Underwater archaeologists say they have possibly found one of the most significant Civil War-era shipwrecks off North Carolina’s coast in decades. A state archaeological team is scheduled to get a closer look at the underwater site on Wednesday.
A large iron-hulled Civil War-era steamer was discovered on Saturday, Feb. 27, off the coast of North Carolina near Oak Island, by researchers and archaeologists from the Underwater Archaeology Branch of the North Carolina Office of State Archaeology and the Institute of International Maritime Research, according the N.C. Department of Natural and Cultural Resources (NCDNCR).
The sunken vessel was found in the Atlantic Ocean during sonar operations in that area. The wreckage is believed to be the remains of one of three Confederate blockade runners used to penetrate the wall of Union naval vessels blocking the port of Wilmington, which aimed to keep supplies from reaching the Confederacy through one of its key ports, as well as prevent the export of cotton and other marketable items by Southerners during the Civil War.
The vessel is located 27 miles downstream from Wilmington near Fort Caswell at the mouth of the Cape Fear River. It’s the first Civil War-era vessel to be discovered in the area in decades.
“A new runner is a really big deal,” Billy Ray Morris, Deputy State Archaeologist-Underwater and Director of the Underwater Archaeology Branch, said. “The state of preservation on this wreck is among the best we’ve ever had.”
The vessel is located 18 feet below the surface of the water and has been measured at 225 feet long, Morris said. Underwater archaeological crews will get a closer look at the wreckage on Wednesday, as dive teams get a closer look at the vessel for the first time.
Researchers will continue to work to positively identify the vessel, Morris said. Three blockade runners are known to have been lost in the area during the Civil War: the Agnes E. Fry, Spunkie and Georgianna McCaw.
Morris said he hopes Wednesday’s finds at the site will help archaeologists gain more information about ship and its contents, to aid in a positive identification.
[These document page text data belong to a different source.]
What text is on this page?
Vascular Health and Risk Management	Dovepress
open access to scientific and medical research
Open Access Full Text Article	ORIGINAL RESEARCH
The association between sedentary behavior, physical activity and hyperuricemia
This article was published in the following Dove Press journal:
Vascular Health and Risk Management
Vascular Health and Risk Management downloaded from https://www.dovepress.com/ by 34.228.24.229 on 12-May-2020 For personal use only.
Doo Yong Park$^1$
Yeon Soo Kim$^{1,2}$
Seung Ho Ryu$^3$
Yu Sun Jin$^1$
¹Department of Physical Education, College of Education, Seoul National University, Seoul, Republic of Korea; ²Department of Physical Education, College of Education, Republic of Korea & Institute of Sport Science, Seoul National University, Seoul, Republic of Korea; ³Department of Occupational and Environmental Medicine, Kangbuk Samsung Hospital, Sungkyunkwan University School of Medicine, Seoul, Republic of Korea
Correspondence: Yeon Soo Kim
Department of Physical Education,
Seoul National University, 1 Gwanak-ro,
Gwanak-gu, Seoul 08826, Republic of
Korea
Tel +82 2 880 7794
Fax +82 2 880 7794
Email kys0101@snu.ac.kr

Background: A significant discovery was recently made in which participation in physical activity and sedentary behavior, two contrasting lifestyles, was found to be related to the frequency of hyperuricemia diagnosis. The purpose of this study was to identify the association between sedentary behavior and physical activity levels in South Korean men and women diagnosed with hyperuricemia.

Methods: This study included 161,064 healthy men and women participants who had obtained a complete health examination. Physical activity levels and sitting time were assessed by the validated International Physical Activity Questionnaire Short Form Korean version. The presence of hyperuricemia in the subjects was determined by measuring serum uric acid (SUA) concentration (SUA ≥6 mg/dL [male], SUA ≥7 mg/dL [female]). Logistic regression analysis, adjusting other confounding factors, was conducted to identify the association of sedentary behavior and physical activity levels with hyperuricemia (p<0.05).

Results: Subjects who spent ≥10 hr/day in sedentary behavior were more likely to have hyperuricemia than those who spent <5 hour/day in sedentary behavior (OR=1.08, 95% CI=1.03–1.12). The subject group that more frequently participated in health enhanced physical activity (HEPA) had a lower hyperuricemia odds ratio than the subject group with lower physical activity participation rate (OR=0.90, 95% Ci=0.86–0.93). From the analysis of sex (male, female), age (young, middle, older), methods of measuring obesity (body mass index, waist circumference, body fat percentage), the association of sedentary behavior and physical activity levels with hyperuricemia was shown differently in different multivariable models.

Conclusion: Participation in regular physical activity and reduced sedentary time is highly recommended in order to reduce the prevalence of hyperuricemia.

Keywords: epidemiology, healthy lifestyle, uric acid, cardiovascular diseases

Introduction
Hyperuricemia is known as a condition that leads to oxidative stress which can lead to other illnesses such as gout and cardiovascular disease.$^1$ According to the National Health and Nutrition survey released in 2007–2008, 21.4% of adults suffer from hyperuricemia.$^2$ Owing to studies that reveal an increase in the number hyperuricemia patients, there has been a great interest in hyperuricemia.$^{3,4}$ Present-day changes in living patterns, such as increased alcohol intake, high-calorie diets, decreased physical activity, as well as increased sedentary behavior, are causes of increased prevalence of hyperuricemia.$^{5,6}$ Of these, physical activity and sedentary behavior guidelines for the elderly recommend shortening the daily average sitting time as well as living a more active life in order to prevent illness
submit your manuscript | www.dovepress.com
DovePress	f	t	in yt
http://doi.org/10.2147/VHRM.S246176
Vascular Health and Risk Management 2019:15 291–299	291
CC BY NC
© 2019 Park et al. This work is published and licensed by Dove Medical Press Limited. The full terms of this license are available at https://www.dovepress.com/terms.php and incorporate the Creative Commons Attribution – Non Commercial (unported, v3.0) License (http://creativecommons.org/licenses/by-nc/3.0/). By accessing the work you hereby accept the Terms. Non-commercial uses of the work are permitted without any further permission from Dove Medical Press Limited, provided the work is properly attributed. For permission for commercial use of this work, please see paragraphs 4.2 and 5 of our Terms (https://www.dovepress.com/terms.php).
Given as much information archaeologists have on the three runners that were lost, and based off key measurements and details to note about the ship, it could give archaeologists “a pretty good idea which ship it is,” he added.
From sonar, archaeologists have been able to determine that the lower hull of the ship is almost completely intact, Morris said. The wreckage is missing a paddle wheel and two engines, but other artifacts below the surface could give them details about what the crew was carrying at the time.
Further investigations will give archaeologists “an opportunity to look at stuff that was not in the written record,” Morris said. The wreckage could give researchers a chance to study what was left on board, some of which could give them a look into the lives of the crew based off any personal items that could potentially be discovered aboard ship.
The Underwater Archaeology Branch within the Office of State Archaeology is part of the NCDNCR.
The sonar operations are part of a major project funded by the National Park Service through the American Battlefield Protection Program, according to the NCDNCR. Historical, cartographic and archaeological resources have been examined for the past two years to better understand the maritime components of the Fort Fisher campaign.
Fortifications protected both entrances to the Cape Fear River from the Atlantic and were critical in keeping open a lifeline to the Confederacy until Fort Fisher fell in January 1865.
Researchers aboard the research vessel Atlantic Surveyor recorded the complete hull of the vessel. Students from the East Carolina University Maritime Studies Program will join the team as they continue gathering data on the new site as the weather permits.